2023 Intangible Asset Impairment
In the second quarter of 2023, we conducted forecasting and strategic reviews and integration assessments of our Softex Indonesia business, acquired in the fourth quarter of 2020, and with performance below expectations since acquisition, we revised internal financial projections of the business to reflect updated expectations of future financial performance. These reviews and the subsequent revisions in the projections highlighted challenges for the Softex business arising from modified consumer shopping behavior in the post-COVID-19 period, inflationary pressures and other macroeconomic factors and increased competitive activity in the region. As a result of separate management reviews, we also have revised internal financial projections associated with our acquisition of a controlling interest in Thinx as a result of performance below expectations due to the impact of modified consumer shopping behavior in the post-COVID-19 period.

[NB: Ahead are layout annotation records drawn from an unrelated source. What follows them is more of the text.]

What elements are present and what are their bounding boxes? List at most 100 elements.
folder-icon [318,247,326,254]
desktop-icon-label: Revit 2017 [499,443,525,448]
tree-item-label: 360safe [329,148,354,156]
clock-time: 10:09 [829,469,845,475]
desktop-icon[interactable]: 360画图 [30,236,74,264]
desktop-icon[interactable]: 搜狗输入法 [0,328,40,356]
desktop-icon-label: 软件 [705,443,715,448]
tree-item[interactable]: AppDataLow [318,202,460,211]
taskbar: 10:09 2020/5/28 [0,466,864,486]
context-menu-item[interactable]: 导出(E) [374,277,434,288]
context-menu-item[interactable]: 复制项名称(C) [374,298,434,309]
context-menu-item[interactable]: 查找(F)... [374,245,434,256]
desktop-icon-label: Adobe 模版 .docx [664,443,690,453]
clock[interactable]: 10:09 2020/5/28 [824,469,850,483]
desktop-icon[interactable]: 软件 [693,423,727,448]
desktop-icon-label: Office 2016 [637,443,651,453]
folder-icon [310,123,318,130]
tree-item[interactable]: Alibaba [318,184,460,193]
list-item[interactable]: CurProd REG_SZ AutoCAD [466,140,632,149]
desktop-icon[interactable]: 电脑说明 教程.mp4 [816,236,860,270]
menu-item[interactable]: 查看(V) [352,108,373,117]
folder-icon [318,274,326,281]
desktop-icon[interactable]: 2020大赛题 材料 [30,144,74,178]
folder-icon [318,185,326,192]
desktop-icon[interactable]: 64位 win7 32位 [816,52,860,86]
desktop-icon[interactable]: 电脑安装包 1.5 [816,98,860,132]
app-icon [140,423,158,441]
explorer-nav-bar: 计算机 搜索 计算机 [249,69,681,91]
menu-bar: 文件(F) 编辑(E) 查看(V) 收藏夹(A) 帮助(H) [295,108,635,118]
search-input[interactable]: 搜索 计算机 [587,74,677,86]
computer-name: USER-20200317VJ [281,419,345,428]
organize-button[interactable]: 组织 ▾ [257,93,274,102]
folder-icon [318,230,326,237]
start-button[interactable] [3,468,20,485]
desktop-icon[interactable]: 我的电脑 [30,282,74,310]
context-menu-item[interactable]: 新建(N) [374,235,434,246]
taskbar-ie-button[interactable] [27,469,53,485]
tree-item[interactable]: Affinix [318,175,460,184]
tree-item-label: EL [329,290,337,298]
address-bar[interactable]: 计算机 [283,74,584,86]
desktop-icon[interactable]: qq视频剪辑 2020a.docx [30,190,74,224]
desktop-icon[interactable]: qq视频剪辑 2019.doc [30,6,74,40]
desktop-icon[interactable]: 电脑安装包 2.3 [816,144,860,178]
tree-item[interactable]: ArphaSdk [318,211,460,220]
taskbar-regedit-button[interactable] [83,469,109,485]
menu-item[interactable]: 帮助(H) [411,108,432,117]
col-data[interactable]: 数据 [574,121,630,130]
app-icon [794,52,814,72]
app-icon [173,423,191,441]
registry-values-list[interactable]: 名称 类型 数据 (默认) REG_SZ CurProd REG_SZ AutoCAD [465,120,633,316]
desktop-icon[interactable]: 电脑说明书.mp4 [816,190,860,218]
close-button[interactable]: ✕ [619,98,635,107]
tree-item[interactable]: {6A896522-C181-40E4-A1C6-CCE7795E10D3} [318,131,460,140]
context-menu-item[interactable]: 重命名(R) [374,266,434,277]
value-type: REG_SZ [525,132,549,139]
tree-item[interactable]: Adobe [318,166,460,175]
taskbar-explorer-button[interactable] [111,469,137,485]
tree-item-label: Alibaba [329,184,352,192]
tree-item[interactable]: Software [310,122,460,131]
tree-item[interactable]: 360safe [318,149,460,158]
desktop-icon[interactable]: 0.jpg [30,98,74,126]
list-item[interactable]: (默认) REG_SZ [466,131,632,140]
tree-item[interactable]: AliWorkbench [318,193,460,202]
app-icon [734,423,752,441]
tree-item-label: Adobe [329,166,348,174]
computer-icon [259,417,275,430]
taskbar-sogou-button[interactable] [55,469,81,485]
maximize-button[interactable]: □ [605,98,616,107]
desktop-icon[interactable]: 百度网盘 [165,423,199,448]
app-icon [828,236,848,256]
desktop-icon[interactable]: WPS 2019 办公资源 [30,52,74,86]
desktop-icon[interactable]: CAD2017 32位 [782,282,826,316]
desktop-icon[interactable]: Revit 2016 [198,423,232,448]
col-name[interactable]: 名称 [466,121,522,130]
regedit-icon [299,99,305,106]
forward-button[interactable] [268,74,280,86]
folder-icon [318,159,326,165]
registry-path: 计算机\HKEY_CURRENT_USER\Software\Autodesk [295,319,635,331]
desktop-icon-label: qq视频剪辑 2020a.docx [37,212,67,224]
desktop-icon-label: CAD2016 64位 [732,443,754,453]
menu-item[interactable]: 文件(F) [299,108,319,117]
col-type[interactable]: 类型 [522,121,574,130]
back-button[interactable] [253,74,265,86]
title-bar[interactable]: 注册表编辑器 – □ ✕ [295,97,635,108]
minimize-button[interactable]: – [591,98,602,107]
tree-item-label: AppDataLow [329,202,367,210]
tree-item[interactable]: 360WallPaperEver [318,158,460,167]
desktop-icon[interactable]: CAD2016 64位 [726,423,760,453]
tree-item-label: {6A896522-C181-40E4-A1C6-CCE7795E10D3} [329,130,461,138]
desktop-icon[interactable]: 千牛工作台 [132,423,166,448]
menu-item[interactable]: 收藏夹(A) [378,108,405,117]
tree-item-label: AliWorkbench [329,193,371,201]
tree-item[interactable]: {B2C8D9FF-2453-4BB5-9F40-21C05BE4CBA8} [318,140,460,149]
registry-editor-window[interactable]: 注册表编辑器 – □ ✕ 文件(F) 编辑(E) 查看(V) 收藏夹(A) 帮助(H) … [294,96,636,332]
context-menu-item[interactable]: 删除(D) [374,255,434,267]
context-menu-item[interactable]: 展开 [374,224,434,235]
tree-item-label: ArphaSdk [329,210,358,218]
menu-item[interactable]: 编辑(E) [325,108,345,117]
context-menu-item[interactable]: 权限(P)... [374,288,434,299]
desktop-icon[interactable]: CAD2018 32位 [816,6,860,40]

These revisions were considered triggering events requiring interim impairment assessments to be performed relative to the intangible assets that had been recorded as part of these acquisitions. These intangible assets included indefinite-lived and finite-lived brands and finite-lived distributor and customer relationships. As a result of the interim impairment assessments, we recognized impairment charges, principally arising from the impairment charge of $593 related to the Softex business, totaling $658 pre-tax ($483 after-tax) to write-down these intangible assets to their respective fair values aggregating to $188 as of June 30, 2023. The valuation methods used in the assessments included the relief from royalty and distributor and customer relationships methods. This noncash charge was included in Impairment of intangible assets in our consolidated statements of income and in Asset impairments within Operating Activities in our consolidated statements of cash flows.
We believe our estimates and assumptions used in the valuations are reasonable and comparable to those that would be used by other market participants; however, actual events and results could differ substantially from those used in the valuation, and to the extent such factors result in a failure to achieve the projected cash flows used to estimate fair value, additional noncash impairment charges could be required in the future.